While it was not our intention to campaign YYZ as a racing machine, we were intrigued at the prospect of seeing what she could do. With her displacement, short buoy races did not seem like the right fit for a boat like ours, especially in light winds. On the other hand, distance races might allow us to exploit the relatively long waterline of the boat and possibly reach and be fast rather than point and be slow.
So, we assembled a crew and agreed this would be a trial season. For practice, we entered YYZ in the Stamford Overnight Race, which rounds Stratford Shoal and returns to Stamford via Port Jefferson. The Stamford Overnight was an opportunity to debug the boat, and what a lot of bugs we had! The race, in some ways, was a minor disaster. We completely lost any chance as we rounded Stratford Shoal and went headless for over fifteen minutes as we tried to unwrap a hopelessly fouled furling spinnaker.
With the Vineyard Race only two weeks away, we all wondered if we could be ready. This race is a grand old race, considered one of the classic ocean races, sometimes called a "mini Fastnet". The race is 240 nautical miles, beginning in Stamford, east to the Buzzards Bay tower, south in the open ocean to Block Island, and then back into Long Island Sound, returning to Stamford. As a Category A race, the equipment and safety requirements are the most stringent of all races categories. Getting ready for the Vineyard Race would also be a good proxy for possibly doing the Newport to Bermuda race in 2016.
We took all the learning from the Stamford Overnight and poured it into corrective action, and it paid off. All the problems we experienced with the furling A3 and head sail on the Stamford Overnight had been fully debugged and the sail and crew work were flawless.
Our tactics were, for the most part, on the money. We tweaked the boat all the time, looking for every fraction of a knot in boat speed we could find. With low winds at the start, we were stuck on the north side of the rhumb line, and by midnight we were forced to go through The Race in a foul current, so we were slow to the Tower. That was really the only point where we might have had a feeling of low morale but we pressed on.
And we shot home, rolling over a number of boats who had rounded the Tower before us but then finished after us. On the way down from the tower to Block Island, we sailed to the wind, not doggedly to course, as long as we weren't going to hit Block or go too far south, and that really paid off.

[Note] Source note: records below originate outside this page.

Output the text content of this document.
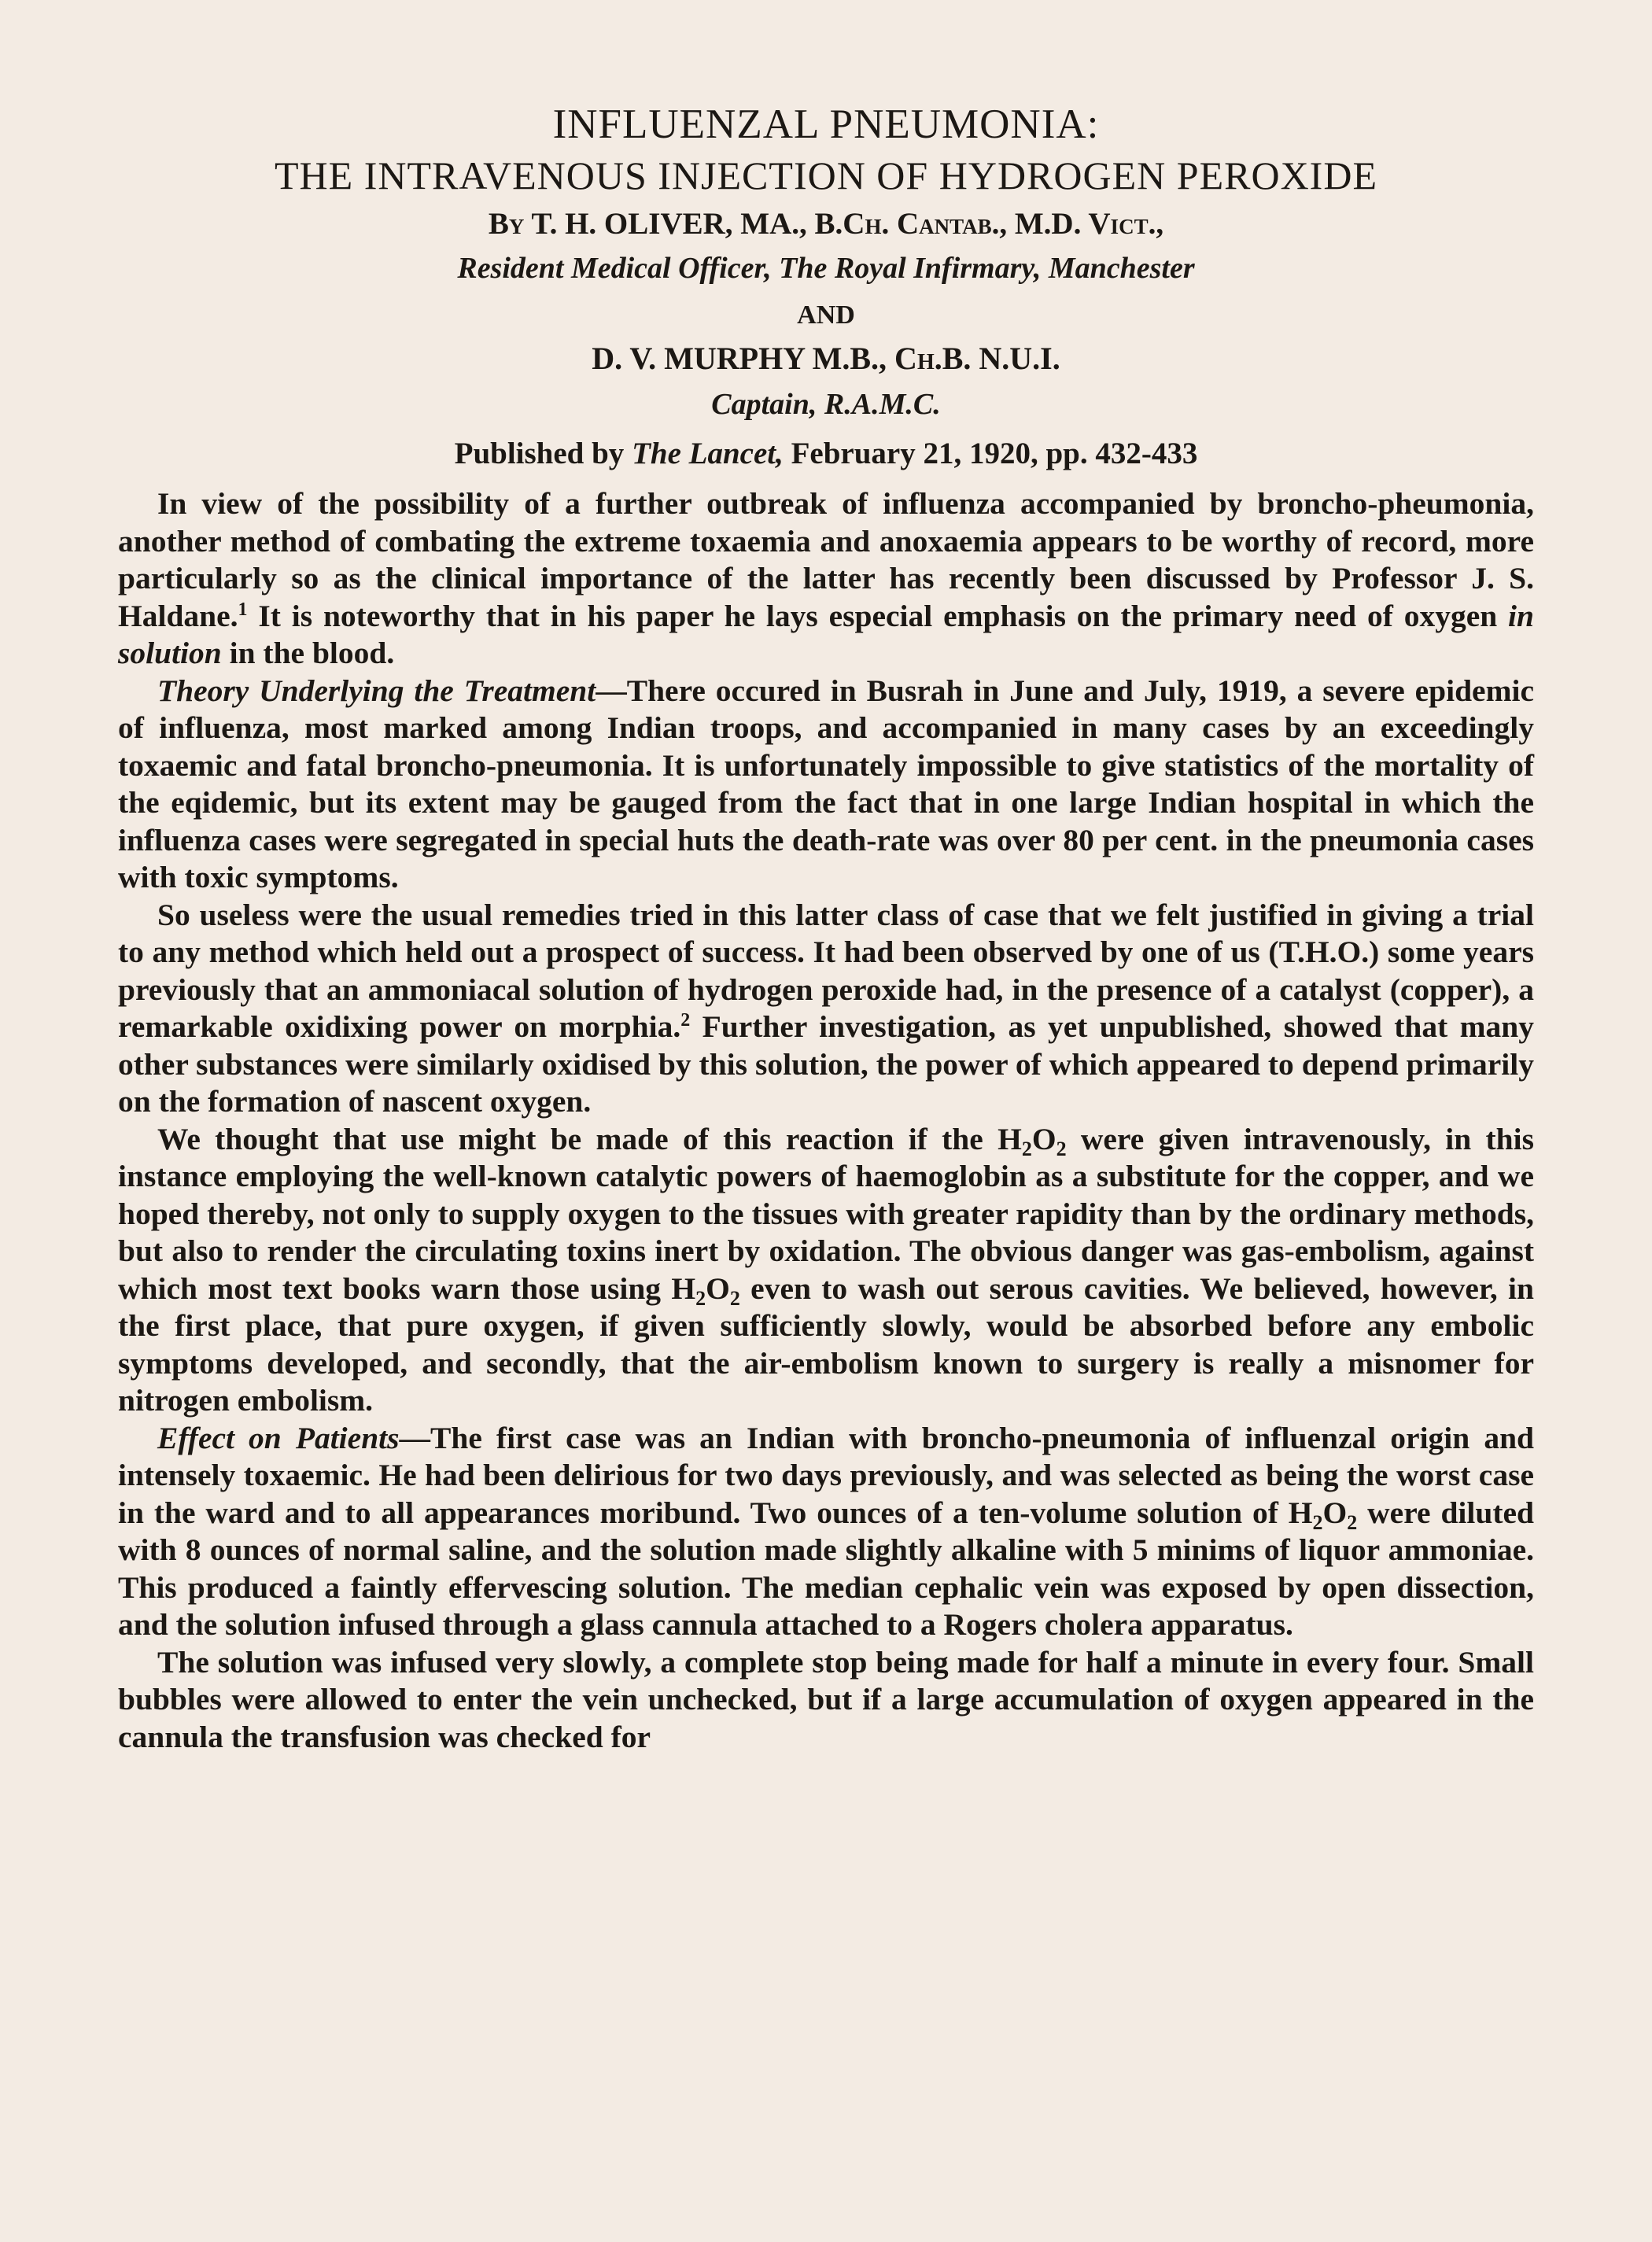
INFLUENZAL PNEUMONIA:
THE INTRAVENOUS INJECTION OF HYDROGEN PEROXIDE
By T. H. OLIVER, MA., B.Ch. Cantab., M.D. Vict.,
Resident Medical Officer, The Royal Infirmary, Manchester
AND
D. V. MURPHY M.B., Ch.B. N.U.I.
Captain, R.A.M.C.
Published by The Lancet, February 21, 1920, pp. 432-433

In view of the possibility of a further outbreak of influenza accompanied by broncho-pheumonia, another method of combating the extreme toxaemia and anoxaemia appears to be worthy of record, more particularly so as the clinical importance of the latter has recently been discussed by Professor J. S. Haldane.$^1$ It is noteworthy that in his paper he lays especial emphasis on the primary need of oxygen in solution in the blood.

Theory Underlying the Treatment—There occured in Busrah in June and July, 1919, a severe epidemic of influenza, most marked among Indian troops, and accompanied in many cases by an exceedingly toxaemic and fatal broncho-pneumonia. It is unfortunately impossible to give statistics of the mortality of the eqidemic, but its extent may be gauged from the fact that in one large Indian hospital in which the influenza cases were segregated in special huts the death-rate was over 80 per cent. in the pneumonia cases with toxic symptoms.

So useless were the usual remedies tried in this latter class of case that we felt justified in giving a trial to any method which held out a prospect of success. It had been observed by one of us (T.H.O.) some years previously that an ammoniacal solution of hydrogen peroxide had, in the presence of a catalyst (copper), a remarkable oxidixing power on morphia.$^2$ Further investigation, as yet unpublished, showed that many other substances were similarly oxidised by this solution, the power of which appeared to depend primarily on the formation of nascent oxygen.

We thought that use might be made of this reaction if the $H_2O_2$ were given intravenously, in this instance employing the well-known catalytic powers of haemoglobin as a substitute for the copper, and we hoped thereby, not only to supply oxygen to the tissues with greater rapidity than by the ordinary methods, but also to render the circulating toxins inert by oxidation. The obvious danger was gas-embolism, against which most text books warn those using $H_2O_2$ even to wash out serous cavities. We believed, however, in the first place, that pure oxygen, if given sufficiently slowly, would be absorbed before any embolic symptoms developed, and secondly, that the air-embolism known to surgery is really a misnomer for nitrogen embolism.

Effect on Patients—The first case was an Indian with broncho-pneumonia of influenzal origin and intensely toxaemic. He had been delirious for two days previously, and was selected as being the worst case in the ward and to all appearances moribund. Two ounces of a ten-volume solution of $H_2O_2$ were diluted with 8 ounces of normal saline, and the solution made slightly alkaline with 5 minims of liquor ammoniae. This produced a faintly effervescing solution. The median cephalic vein was exposed by open dissection, and the solution infused through a glass cannula attached to a Rogers cholera apparatus.

The solution was infused very slowly, a complete stop being made for half a minute in every four. Small bubbles were allowed to enter the vein unchecked, but if a large accumulation of oxygen appeared in the cannula the transfusion was checked for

We rounded Block Island in the middle of the pack who were either too high on the Island or had drifted down too far south. As soon as we felt we could assuredly lay Plum Gut, we tacked and unfurled the A3, passing right through a whole fleet of sport fishers.
We knew the current at Plum Gut would be foul against us when we arrived at 415pm but we also knew that it would turn an hour earlier than The Race and would give us more options to play the local flows, and then we'd have six hours of favorable current down the Sound. So we rounded Orient Point, nearly shaking hands with the lighthouse operator and a ferry captain, and then we shot right down the middle of the Sound, crossing the finish at 130am Sunday morning.
This was an unknown, unproven boat, with no race performance history of her own or really of her 200 hulls, at least not that I am aware of. Nevertheless, everyone pitched in with good cheer and in the best tradition of sportsmanship.
The Vineyard Race was a blast. Everyone had grins on their faces for the duration of the race, right through to 3am as we did some boat cleanup and through the post-race party on Sunday evening. Importantly, our experiment was a success and we are looking forward to more adventures on YYZ.